Dr Richard Steele: Overview of treatment for systemic sclerosis

It’s not great to have scleroderma and its associated ailments but thank your stars you are living now and not a couple of hundred years ago.

Dr Richard SteeleFor then, Dr Richard Steel says, doctors probably killed more patients than they successfully treated.

Dr Steele is a clinical immunologist in Wellington and says modern medicine bases itself on clinical trials and high quality evidence.

Doctors and medical researchers grade the quality of evidence according to how rigorously they gathered it, ranging from level 1: high quality randomised trials across many studies down to 5: expert opinion.

Treatment for scleroderma is based on this evidence.

Scleroderma’s problem is that it’s relatively rare so it’s difficult to recruit enough people for an authoritative trial. Scleroderma also manifests itself in so many different ways, Dr Steele says, so how do you know that treatments will work for all sufferers equally?

He says doctors have only a moderate understanding of the treatment because the disease attacks in so many different ways and can start slowly and lessen equally slowly. It’s difficult in a trial to measure the efficacy of a treatment. But through it all, the evidence-based approach is paramount.
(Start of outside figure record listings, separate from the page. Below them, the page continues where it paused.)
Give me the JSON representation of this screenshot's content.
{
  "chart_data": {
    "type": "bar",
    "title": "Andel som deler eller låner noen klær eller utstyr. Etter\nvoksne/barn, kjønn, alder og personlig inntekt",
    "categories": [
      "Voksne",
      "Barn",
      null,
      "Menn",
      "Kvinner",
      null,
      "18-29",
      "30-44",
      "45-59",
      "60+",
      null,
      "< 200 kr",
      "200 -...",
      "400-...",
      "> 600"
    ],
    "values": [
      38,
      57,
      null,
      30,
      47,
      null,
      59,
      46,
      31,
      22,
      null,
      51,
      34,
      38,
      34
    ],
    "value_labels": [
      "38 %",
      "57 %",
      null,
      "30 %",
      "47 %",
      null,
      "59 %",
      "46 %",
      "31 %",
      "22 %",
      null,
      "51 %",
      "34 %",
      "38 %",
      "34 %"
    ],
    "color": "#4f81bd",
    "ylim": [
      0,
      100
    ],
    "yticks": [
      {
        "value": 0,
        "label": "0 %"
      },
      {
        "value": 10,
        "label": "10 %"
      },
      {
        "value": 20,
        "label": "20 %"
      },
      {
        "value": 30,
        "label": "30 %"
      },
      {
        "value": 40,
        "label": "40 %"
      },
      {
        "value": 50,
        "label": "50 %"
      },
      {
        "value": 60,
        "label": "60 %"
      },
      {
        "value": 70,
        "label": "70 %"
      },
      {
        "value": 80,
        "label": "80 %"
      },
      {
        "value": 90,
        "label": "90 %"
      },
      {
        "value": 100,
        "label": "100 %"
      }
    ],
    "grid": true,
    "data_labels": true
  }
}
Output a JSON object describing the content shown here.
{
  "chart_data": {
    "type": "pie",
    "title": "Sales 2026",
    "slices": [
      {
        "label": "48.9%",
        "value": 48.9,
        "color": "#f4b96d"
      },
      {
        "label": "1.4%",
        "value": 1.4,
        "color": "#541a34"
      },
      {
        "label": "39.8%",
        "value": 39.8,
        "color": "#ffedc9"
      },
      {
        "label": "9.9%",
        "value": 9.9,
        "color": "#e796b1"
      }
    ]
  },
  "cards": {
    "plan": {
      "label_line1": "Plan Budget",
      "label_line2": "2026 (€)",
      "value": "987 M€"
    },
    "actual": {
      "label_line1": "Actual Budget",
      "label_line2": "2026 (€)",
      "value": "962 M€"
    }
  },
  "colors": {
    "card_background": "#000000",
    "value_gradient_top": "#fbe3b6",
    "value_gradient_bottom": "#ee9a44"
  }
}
Trials for treatment are more and more becoming multi-national so there are greater numbers of patients to test. However, a cure is a long way off, he says, because of the slow progress to understand it coupled with its rarity.
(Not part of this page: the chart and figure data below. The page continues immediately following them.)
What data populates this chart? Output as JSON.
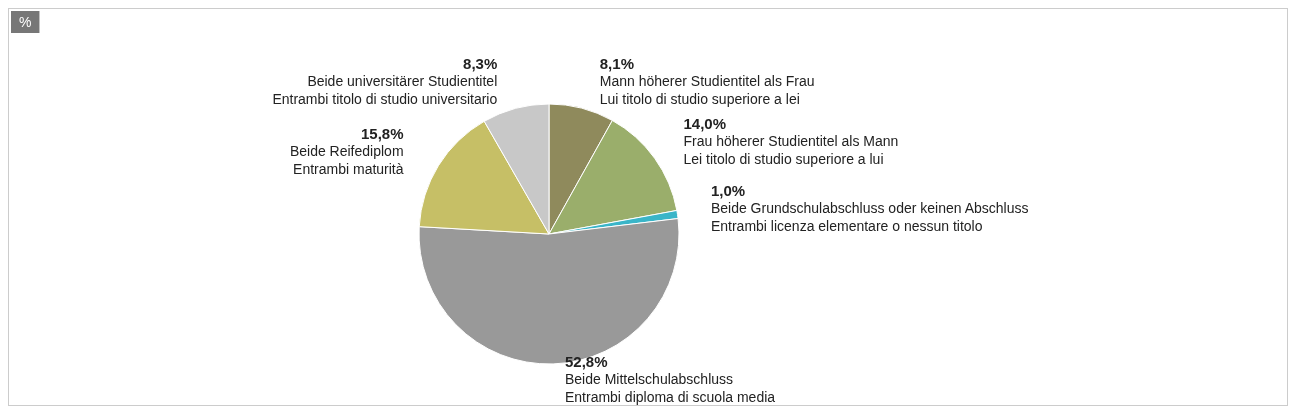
{
  "chart_data": {
    "type": "pie",
    "title": "%",
    "categories": [
      "Mann höherer Studientitel als Frau\nLui titolo di studio superiore a lei",
      "Frau höherer Studientitel als Mann\nLei titolo di studio superiore a lui",
      "Beide Grundschulabschluss oder keinen Abschluss\nEntrambi licenza elementare o nessun titolo",
      "Beide Mittelschulabschluss\nEntrambi diploma di scuola media",
      "Beide Reifediplom\nEntrambi maturità",
      "Beide universitärer Studientitel\nEntrambi titolo di studio universitario"
    ],
    "values": [
      8.1,
      14.0,
      1.0,
      52.8,
      15.8,
      8.3
    ],
    "value_labels": [
      "8,1%",
      "14,0%",
      "1,0%",
      "52,8%",
      "15,8%",
      "8,3%"
    ],
    "colors": [
      "#8f8a5c",
      "#9aae6b",
      "#3ab5c8",
      "#999999",
      "#c6bf66",
      "#c8c8c8"
    ],
    "legend": false
  }
}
Treatment day-to-day for patients with scleroderma starts with doctors evaluating the possible symptoms:

  • Raynaud’s.
  • skin sores,
  • organ involvement,
  • overlap with other auto-immune diseases and
  • a hunt for the tell-tale auto anti-body profile associated with some sub-groups of systemic sclerosis.

Because scleroderma varies in its effects so much, doctors tailor their treatment to the individual.

It begins with an inflammatory period, which lasts for several years and after that Dr Steele says it becomes more difficult to treat. So he says doctors focus of early treatments on the inflammatory part of the condition.

“If we can treat that aggressively and effectively then maybe we get less of the fibrosis and the other more permanent problems associated with systemic sclerosis,” he says. Early treatment often depends on the GP recognising what their patient has and referring them to a specialist or the patient being assertive enough to have the possibility of scleroderma examined.

Dr Steele ran through the various ways that scleroderma manifests itself and the types of drugs and treatments brought to bear against it. He explained cases in which a range of immunosuppressives are used to treat the disease from its outset and as it progresses.

He covered Raynaud’s, which he says is not just about hands and feet but about core body temperature. A life in the tropics should fix the temperature but that’s not possible so patients should always dress warmly, never smoke and try to avoid stress.

As if to illustrate the variety of ways in which scleroderma attacks the body, Dr Steele ranged over potential effects on the heart, lungs, kidneys and even erectile dysfunction. He canvassed the treatment, types of drugs and severity with which it can affect a patient.

We may not live with the seat-of-the-pants medicine of 200 years ago but the breadth and scope of scleroderma is still a big challenge for modern medicine. A cure eludes it but Dr Steele says significant progress has been made with a greater variety of treatments and better scientific evidence to guide us.